- Natural Language Parser which handles ambiguous grammars
- Unification Engine which handles unification of features
- Translation Engine for Syntax-Based Translation of Natural Languages
It can be used to parse and visualize highly ambigous grammars:
S -> NP VP
NP -> people | heroes
NP -> NP like NP
VP -> like NP
VP -> like S
Consider following input sentence to be parsed:
people like heroes like people
Above grammar can be parsed, and shared&packed parse forest can be visualized using the following code:
try {
Parser parser;
parser.load_grammar("test/ambig.grm"); // load the grammar from the file
parser.compile(); // create DFA and other internal tables from the grammar
parser.parse("people like heroes like people"); // parse the sentence
parser.print_parse_dot_all("ambig_parse.dot"); // write parse tables to a file in a GraphViz format
auto tree = parser.make_tree(true); // generate parse tree from internal tables
dot_print("ambig_tree.dot", tree); // write parse tree to a file in a GraphViz format
}
catch (GrammarError&) { // input grammar cannot be parsed
cout << "GrammarError" << endl;
}
catch (ParseError&) { // sentence cannot be parsed
cout << "ParseError" << endl;
}
The output would be:
Note that there are two type of nodes in the parse tree:
- Nonterminals, of the format: NonTerminal[StartPosition:EndPosition]

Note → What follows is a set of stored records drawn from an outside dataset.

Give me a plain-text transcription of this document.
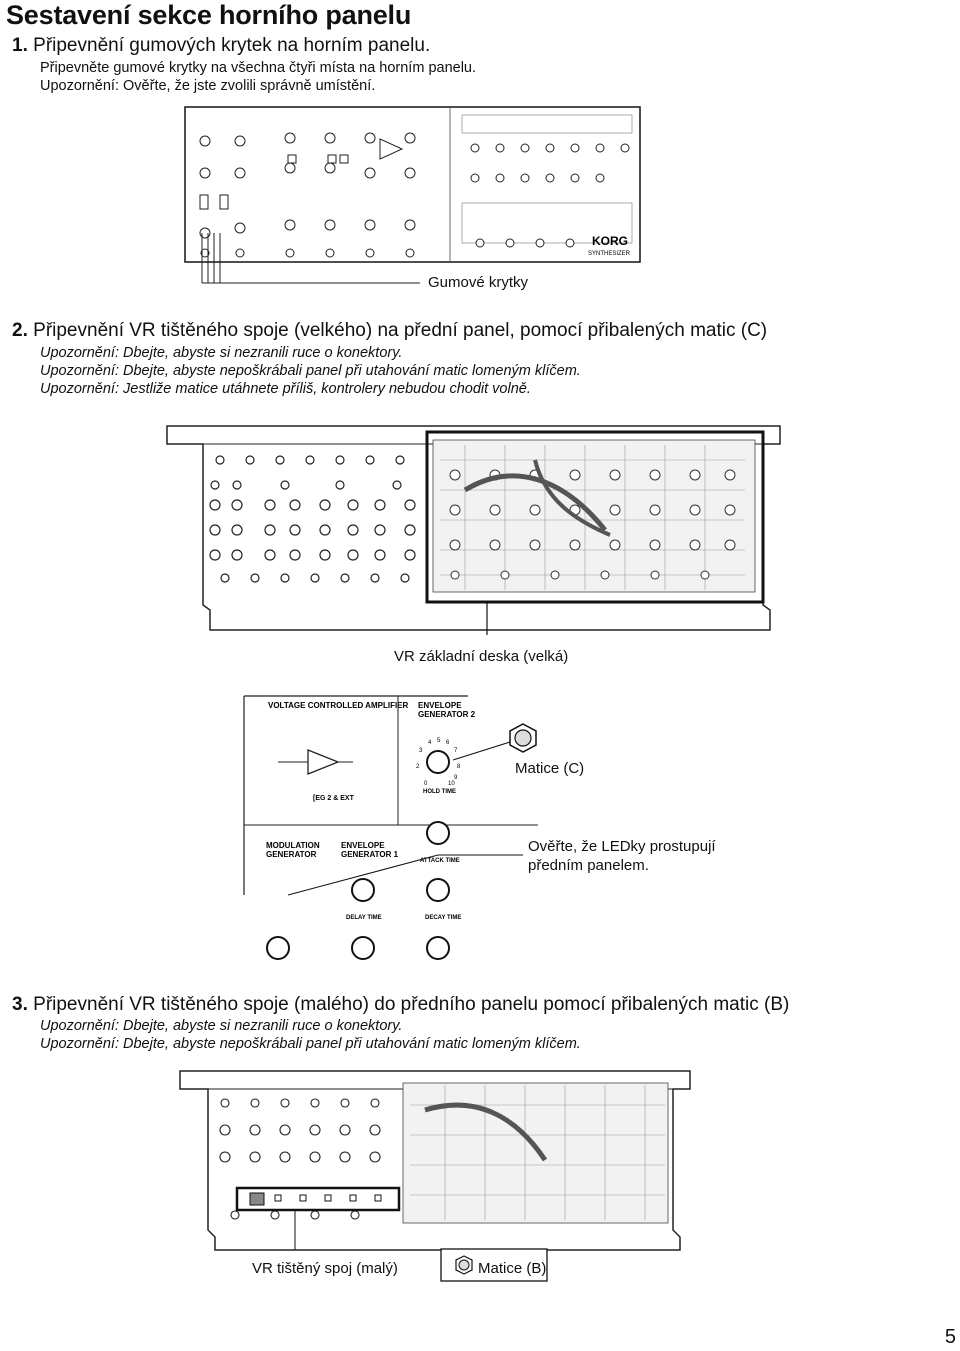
Sestavení sekce horního panelu
1. Připevnění gumových krytek na horním panelu.
Připevněte gumové krytky na všechna čtyři místa na horním panelu.
Upozornění: Ověřte, že jste zvolili správně umístění.
KORG
SYNTHESIZER
Gumové krytky
2. Připevnění VR tištěného spoje (velkého) na přední panel, pomocí přibalených matic (C)
Upozornění: Dbejte, abyste si nezranili ruce o konektory.
Upozornění: Dbejte, abyste nepoškrábali panel při utahování matic lomeným klíčem.
Upozornění: Jestliže matice utáhnete příliš, kontrolery nebudou chodit volně.
VR základní deska (velká)
VOLTAGE CONTROLLED AMPLIFIER ENVELOPE
GENERATOR 2
[EG 2 & EXT
MODULATION
GENERATOR
ENVELOPE
GENERATOR 1
HOLD TIME
ATTACK TIME
DELAY TIME	DECAY TIME
2
3
4 5 6
7
8
9
0	10
Matice (C)
Ověřte, že LEDky prostupují
předním panelem.
3. Připevnění VR tištěného spoje (malého) do předního panelu pomocí přibalených matic (B)
Upozornění: Dbejte, abyste si nezranili ruce o konektory.
Upozornění: Dbejte, abyste nepoškrábali panel při utahování matic lomeným klíčem.
VR tištěný spoj (malý)	Matice (B)
5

- Rules, of the format: #RuleNumber
After pruning unproductive nodes, and normalizing into a tree format, the parse tree would be like:
By slightly augmenting the grammar, it can be used for syntax-based translation:
S -> NP VP : NP VP -er
NP -> people : insanlar
NP -> heroes : kahramanlar
NP -> NP-1 like NP-2 : NP-2 gibi NP-1
VP -> like NP : NP -ı sev
VP -> like NP VP : NP -ın VP -mesini sev
And the same input sentence can be translated using the following code:
try {
Parser parser;
parser.load_grammar("test/ambig_trans.grm"); // load the grammar from the file
parser.compile(); // create DFA and other internal tables from the grammar
parser.parse("people like heroes like people"); // parse the sentence
auto tree = parser.make_tree(true); // generate parse tree from internal tables
tree = parser.translate_tree(tree, true); // translate the tree
dot_print("ambig_trans_tree.dot", tree, true, true); // write translated parse tree to a file in a GraphViz format
for (auto& s : enumerate(tree)) // enumerate all possible output sentences
cout << s << endl;
}
catch (GrammarError&) { // input grammar cannot be parsed
cout << "GrammarError" << endl;
}
catch (ParseError&) { // sentence cannot be parsed
cout << "ParseError" << endl;
};
}
The translated parse tree would be like:
And enumeration of all possible output sentences are:
kahramanlar gibi insanlar insanları sever
insanlar insanlar gibi kahramanları sever
insanlar kahramanların insanları sevmesini sever
Of course, these are oversimplified examples. However, when feature unification, morphology and dictionaries comes into the picture it can be quite powerful tool.
Currently the project is a Proof of Concept for Syntax-based translation. But further improvements are planned.